For me, I really like corn
– Benim için gerçekten mısır severim.
What do you like about corn?
– Mısırın nesini seviyorsun?
It’s corn
– Bu mısır
A big lump with knobs
– Topuzlu büyük bir yumru
It has the juice (It has the juice)
– Suyu var (Suyu var)
I can’t imagine a more beautiful thing (Woo)
– Daha güzel bir şey düşünemiyorum (Woo)
It’s corn
– Bu mısır
I can tell you all about it
– Sana her şeyi anlatabilirim.
I mean, look at this thing
– Şu şeye bak.
When I tried it with butter, everything changed
– Tereyağı ile denediğimde her şey değişti.
Well, the best thing about corn is the grease
– Mısırla ilgili en iyi şey yağdır.
The corn break can restore your energy
– Mısır kırılması enerjinizi geri kazanabilir
You really appreciate the hard work when you love something
– Bir şeyi sevdiğinde sıkı çalışmayı gerçekten takdir ediyorsun.
If you or anyone loves corn, if you come to me, I can tell you all about it
– Eğer sen ya da mısır seven biri varsa, bana gelirsen, sana her şeyi anlatabilirim.
If I was surrounded by corn, I would eat all of it
– Etrafım mısırla çevrili olsaydı hepsini yerdim.
Grow big and strong
– Büyük ve güçlü büyümek
Look at this, take a lump with the knob
– Şuna bak, topuzla bir yumru al
Spread butter on
– Üzerine tereyağı sürün
Boil and toast it with the grease
– Kaynatın ve yağ ile kızartın
Butter spreads out the good taste
– Tereyağı iyi tadı yayar
I just saw corn as disgusting, but everything changed
– Mısırın iğrenç olduğunu gördüm ama her şey değişti.
It’s corn
– Bu mısır
A big lump with knobs
– Topuzlu büyük bir yumru
It has the juice (It has the juice)
– Suyu var (Suyu var)
I can’t imagine a more beautiful thing (Woo)
– Daha güzel bir şey düşünemiyorum (Woo)
It’s corn
– Bu mısır
I can tell you all about it
– Sana her şeyi anlatabilirim.
I mean, look at this thing
– Şu şeye bak.
When I tried it with butter, everything changed
– Tereyağı ile denediğimde her şey değişti.

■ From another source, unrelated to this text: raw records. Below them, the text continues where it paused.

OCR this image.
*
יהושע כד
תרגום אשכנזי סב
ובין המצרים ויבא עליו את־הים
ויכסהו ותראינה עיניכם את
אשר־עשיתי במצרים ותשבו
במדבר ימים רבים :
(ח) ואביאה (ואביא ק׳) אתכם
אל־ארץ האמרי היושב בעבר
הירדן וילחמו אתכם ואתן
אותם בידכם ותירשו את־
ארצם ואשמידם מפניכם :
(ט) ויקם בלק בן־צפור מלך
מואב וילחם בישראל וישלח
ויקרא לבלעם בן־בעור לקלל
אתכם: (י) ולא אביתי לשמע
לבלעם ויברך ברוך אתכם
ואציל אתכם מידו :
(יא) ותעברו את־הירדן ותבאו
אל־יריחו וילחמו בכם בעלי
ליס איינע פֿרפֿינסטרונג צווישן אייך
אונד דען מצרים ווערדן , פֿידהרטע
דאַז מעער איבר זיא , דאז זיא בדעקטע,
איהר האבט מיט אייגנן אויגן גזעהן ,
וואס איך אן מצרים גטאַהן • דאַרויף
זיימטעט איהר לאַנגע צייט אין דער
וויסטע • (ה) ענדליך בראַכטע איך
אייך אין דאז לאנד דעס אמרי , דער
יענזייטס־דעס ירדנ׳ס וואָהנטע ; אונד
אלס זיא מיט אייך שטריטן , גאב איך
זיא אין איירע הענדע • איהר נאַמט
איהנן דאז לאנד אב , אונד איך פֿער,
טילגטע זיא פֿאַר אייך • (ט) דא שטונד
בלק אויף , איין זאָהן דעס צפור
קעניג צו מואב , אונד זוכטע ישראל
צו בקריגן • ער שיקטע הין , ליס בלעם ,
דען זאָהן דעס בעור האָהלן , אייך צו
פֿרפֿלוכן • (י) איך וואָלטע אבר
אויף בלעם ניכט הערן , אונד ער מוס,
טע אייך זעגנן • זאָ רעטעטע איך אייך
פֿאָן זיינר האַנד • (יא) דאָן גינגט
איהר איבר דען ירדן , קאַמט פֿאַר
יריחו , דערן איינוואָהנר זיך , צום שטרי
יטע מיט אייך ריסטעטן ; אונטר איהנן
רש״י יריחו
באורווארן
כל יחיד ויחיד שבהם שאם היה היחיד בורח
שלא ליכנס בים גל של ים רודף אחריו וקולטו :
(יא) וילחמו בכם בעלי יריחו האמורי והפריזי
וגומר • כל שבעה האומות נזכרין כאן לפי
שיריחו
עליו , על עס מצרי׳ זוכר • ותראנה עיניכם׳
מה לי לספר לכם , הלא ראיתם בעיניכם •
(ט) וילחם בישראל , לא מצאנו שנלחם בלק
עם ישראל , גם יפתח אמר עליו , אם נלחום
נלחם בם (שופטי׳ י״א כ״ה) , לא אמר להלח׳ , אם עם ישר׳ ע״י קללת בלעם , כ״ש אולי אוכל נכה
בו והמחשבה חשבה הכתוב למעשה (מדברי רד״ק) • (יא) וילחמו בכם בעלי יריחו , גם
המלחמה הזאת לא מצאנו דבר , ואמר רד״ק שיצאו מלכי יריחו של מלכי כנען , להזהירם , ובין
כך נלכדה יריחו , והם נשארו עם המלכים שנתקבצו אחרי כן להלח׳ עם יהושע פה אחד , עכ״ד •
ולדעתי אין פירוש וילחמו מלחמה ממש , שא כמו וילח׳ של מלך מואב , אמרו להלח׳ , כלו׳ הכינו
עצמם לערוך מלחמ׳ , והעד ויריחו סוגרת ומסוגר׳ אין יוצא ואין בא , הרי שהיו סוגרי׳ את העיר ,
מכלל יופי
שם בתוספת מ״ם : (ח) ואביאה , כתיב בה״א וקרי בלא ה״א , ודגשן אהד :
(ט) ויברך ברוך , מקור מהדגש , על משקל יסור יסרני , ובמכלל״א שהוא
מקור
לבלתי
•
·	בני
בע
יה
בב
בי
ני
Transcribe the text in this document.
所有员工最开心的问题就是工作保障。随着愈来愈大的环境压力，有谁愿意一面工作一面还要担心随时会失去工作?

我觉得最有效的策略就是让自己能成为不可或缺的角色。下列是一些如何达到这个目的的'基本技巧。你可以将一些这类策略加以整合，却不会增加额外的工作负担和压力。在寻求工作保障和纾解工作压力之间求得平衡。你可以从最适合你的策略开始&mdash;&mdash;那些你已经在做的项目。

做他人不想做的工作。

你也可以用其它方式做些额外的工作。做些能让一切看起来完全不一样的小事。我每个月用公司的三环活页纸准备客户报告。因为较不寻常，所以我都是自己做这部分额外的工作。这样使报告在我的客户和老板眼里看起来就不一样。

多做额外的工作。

I hope you have a corntastic day
– Umarım iyi günler dilerim.
A corntastic day?
– Kötü bir gün müydü?
What? it’s just a pun about corn, okay? (Woo)
– Ne? sadece mısırla ilgili bir kelime oyunu, tamam mı? (Kur yapmak)
It’s corn
– Bu mısır
When it’s like negative in the world
– Dünyada negatif gibi olduğunda
Take the corn break, corn break
– Mısır molasını al, mısır molası
Take the corn break
– Mısır molasını ver.
Corn dance
– Mısır dansı
Mm, corn
– Mısır
Ippety, bibbly, dibbly-bop, corn dance
– İppety, bibbly, dibbly-bop, mısır dansı
Mm
– Milimetre
Anything else you wanna say about corn before we go? Yeah
– Gitmeden önce mısır hakkında söylemek istediğin başka bir şey var mı? Evet
What?
– Ne?
It’s corn
– Bu mısır
A big lump with knobs
– Topuzlu büyük bir yumru
It has the juice (It has the juice)
– Suyu var (Suyu var)
I can’t imagine a more beautiful thing (Woo)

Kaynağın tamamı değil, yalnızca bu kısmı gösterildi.